The JVP’s Bimal Ratnayake has indicated that the government has so far not filled hundreds of key positions in government – 200 in state institutions and 238 in state corporations, even two months after the presidential election. According to Mr. Ratnayake, no directors have been appointed to the Ceylon Electricity Board, Water Supply and Drainage Board, Ports Authority, State Engineering Corporation, Timber Corporation, Sri Lanka Broadcasting Corporation (SLBC) and Rupavahini Corporation. The JVPer went on to say that “most government institutions had collapsed” during the last year of the yahapalanya government, and that the situation continues two months after the country elected a new president.
Two-thirds majority
It is an absurd situation that a new president elected by the direct vote of the people has to keep his administration in holding until a new parliament is also elected. The absurdity seems lost on the President’s advisers and defenders of the executive presidential system. Their solution is to win the next election big, with a two-thirds majority to boot, so that they can do whatever they want, and to hell with the separation of powers. But that does not address the constitutional obligation for the elected president from one political party to work with the elected parliament even when the majority in parliament belongs to a different political party. If the two cannot work, will one of them have to go, or, rather, modified? Which one? Over 40 years every political party has tried to abolish, or modify, the presidency? Is it time someone suggested doing away with the parliament? I am just saying.
The SLPP is cocksure that it will win the next election and even secure a two-thirds majority. The SLPP leaders have every reason to think so given the pathetic state of the UNP and its opposition allies. But there might be internal challenges in fighting a parliamentary election given the two approaches in the government. The President has indicated that the SLPP parliamentary election campaign will be led by Prime Minister Mahinda Rajapaksa with Basil Rajapaksa providing the overall electoral strategy.

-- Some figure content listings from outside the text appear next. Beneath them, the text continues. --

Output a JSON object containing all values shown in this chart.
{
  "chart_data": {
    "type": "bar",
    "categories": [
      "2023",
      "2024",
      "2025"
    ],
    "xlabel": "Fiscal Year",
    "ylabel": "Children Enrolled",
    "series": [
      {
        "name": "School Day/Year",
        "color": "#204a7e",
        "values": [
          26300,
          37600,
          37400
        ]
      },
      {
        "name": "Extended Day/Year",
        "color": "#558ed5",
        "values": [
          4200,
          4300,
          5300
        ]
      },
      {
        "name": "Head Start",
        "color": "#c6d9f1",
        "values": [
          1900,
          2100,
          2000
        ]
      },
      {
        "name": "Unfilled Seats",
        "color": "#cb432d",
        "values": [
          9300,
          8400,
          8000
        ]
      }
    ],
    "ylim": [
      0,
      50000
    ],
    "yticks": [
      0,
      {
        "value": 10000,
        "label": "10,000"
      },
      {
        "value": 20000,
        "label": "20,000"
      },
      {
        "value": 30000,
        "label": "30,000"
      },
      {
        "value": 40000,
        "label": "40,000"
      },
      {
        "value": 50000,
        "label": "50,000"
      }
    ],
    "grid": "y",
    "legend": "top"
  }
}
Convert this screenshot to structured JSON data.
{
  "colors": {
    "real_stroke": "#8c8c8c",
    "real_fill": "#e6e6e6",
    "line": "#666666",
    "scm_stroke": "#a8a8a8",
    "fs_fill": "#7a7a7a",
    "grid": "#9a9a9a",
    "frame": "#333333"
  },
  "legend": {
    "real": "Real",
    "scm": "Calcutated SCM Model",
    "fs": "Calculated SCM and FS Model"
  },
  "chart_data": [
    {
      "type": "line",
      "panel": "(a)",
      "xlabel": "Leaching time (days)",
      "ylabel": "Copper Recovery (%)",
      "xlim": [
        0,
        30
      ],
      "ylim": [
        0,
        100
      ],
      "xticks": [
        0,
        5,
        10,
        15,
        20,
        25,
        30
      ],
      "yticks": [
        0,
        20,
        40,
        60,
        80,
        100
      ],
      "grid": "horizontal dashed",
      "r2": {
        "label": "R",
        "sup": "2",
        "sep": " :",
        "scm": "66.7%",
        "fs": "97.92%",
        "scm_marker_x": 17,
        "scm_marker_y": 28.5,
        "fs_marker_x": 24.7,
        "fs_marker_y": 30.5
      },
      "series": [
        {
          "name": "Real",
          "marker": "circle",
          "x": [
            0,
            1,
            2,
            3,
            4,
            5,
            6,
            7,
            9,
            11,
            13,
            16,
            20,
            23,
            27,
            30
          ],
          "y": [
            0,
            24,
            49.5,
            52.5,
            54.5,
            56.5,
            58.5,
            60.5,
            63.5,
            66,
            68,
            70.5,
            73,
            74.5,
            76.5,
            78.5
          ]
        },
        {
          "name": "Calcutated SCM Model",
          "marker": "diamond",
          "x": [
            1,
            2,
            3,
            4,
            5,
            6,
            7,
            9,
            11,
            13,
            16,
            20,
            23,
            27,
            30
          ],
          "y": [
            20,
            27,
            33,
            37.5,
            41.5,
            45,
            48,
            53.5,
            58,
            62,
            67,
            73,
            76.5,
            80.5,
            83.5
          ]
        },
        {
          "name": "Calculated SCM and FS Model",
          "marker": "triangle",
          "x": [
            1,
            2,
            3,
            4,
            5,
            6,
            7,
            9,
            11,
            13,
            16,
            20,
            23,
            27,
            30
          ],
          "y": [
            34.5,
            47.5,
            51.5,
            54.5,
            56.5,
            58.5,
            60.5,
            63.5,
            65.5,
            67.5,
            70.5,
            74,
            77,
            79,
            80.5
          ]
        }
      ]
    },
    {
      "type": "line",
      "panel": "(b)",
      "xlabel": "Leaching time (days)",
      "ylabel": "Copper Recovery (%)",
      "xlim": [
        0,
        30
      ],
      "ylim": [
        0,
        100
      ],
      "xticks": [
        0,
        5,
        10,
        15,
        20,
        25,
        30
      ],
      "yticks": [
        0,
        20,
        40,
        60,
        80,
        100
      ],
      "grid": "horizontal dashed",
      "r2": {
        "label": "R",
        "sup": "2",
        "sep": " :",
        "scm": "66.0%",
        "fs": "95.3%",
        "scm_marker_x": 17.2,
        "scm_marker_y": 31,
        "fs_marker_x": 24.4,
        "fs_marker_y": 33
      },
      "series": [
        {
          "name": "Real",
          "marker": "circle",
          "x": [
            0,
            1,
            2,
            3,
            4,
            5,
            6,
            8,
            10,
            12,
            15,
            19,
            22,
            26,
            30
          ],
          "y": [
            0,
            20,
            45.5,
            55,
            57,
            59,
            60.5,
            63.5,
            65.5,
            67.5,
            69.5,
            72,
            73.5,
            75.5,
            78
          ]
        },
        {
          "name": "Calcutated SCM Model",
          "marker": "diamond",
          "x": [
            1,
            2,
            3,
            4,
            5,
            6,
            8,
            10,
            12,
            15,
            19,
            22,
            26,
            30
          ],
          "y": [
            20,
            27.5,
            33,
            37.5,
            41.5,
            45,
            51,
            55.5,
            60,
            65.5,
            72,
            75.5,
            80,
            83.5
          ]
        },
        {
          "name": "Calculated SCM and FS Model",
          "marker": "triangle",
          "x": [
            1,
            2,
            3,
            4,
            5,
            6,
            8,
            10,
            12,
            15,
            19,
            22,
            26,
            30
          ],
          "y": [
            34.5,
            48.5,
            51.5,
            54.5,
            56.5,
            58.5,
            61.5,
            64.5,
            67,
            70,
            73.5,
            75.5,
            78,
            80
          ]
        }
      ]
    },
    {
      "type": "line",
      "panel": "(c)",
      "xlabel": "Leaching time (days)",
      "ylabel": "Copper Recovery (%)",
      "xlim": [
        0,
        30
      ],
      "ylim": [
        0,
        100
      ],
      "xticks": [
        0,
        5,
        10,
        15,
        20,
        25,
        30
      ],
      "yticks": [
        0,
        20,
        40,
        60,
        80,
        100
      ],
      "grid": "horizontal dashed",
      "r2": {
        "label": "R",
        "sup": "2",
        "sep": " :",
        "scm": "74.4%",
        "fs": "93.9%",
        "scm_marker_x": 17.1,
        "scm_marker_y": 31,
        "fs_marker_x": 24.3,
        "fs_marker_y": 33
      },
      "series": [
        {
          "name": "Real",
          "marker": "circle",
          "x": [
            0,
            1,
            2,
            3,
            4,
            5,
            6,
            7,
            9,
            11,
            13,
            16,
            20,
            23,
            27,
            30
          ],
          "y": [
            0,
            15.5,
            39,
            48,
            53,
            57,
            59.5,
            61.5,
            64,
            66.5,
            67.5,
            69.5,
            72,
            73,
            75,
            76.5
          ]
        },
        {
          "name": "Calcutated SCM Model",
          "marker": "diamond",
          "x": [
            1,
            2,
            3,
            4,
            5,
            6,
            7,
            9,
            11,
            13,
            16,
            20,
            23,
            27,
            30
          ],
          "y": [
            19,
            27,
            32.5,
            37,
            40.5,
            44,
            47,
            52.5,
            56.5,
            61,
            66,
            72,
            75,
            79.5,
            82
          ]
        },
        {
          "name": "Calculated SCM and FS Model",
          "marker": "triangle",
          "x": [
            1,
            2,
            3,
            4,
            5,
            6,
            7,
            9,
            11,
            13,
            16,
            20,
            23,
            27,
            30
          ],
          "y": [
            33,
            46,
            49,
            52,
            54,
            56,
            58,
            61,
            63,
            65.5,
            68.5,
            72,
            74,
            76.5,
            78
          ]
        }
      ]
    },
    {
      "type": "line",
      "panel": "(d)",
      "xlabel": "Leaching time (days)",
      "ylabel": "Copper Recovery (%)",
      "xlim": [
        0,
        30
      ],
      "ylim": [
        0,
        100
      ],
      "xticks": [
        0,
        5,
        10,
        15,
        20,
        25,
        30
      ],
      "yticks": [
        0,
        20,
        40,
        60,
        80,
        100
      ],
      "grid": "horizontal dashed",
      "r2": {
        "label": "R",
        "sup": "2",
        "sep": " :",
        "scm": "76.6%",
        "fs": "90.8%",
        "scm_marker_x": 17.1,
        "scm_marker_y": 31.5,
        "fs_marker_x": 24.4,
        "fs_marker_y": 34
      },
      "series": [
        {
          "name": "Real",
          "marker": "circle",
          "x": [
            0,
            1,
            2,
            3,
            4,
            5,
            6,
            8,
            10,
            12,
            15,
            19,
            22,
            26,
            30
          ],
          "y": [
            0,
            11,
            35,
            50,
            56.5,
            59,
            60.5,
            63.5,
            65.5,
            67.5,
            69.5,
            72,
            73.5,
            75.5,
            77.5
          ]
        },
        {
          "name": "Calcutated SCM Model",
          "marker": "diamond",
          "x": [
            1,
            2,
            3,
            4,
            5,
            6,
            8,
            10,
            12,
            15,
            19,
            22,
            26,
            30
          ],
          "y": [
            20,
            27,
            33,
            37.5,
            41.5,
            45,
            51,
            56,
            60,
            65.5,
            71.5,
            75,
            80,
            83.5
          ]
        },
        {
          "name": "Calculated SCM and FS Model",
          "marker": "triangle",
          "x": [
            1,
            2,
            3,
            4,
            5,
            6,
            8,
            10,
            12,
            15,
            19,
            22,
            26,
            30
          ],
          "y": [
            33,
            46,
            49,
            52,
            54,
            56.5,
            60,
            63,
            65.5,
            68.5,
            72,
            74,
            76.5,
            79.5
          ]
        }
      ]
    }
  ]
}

100 professional SLPP candidates
At the same time, there are talks that about 100 SLPP candidates being professionals new to politics and drawn from among the Viyath Maga supporters of the President. Anything to change the current composition of parliament will certainly have a great appeal with the voters. The first, and perhaps the bigger, hurdle is to win the party nomination for the newcomers. That is where the two-faced approaches of the government may come into an open clash. Maithripala Sirisena and his SLFP rump might get crushed in the internal clash over candidate selection. Whoever wins will shape the face of the next parliament.
The opposition parties are supposedly determined to stop the SLPP from winning a two-thirds majority. But they are more disunited than they were during the presidential election. And it is not only Maithripala Sirisena, the man who won the 2015 election promising to abolish the presidency, who is now calling for a two-thirds majority to entrench the executive presidency. Ranil Wickremesinghe is also objectively contributing to the same end by his stubborn reluctance to give up the leadership of the UNP. After the yahapalanaya debacle that he presided over, Mr. Wickremesinghe is not worth even a political obituary. Brutal, but true.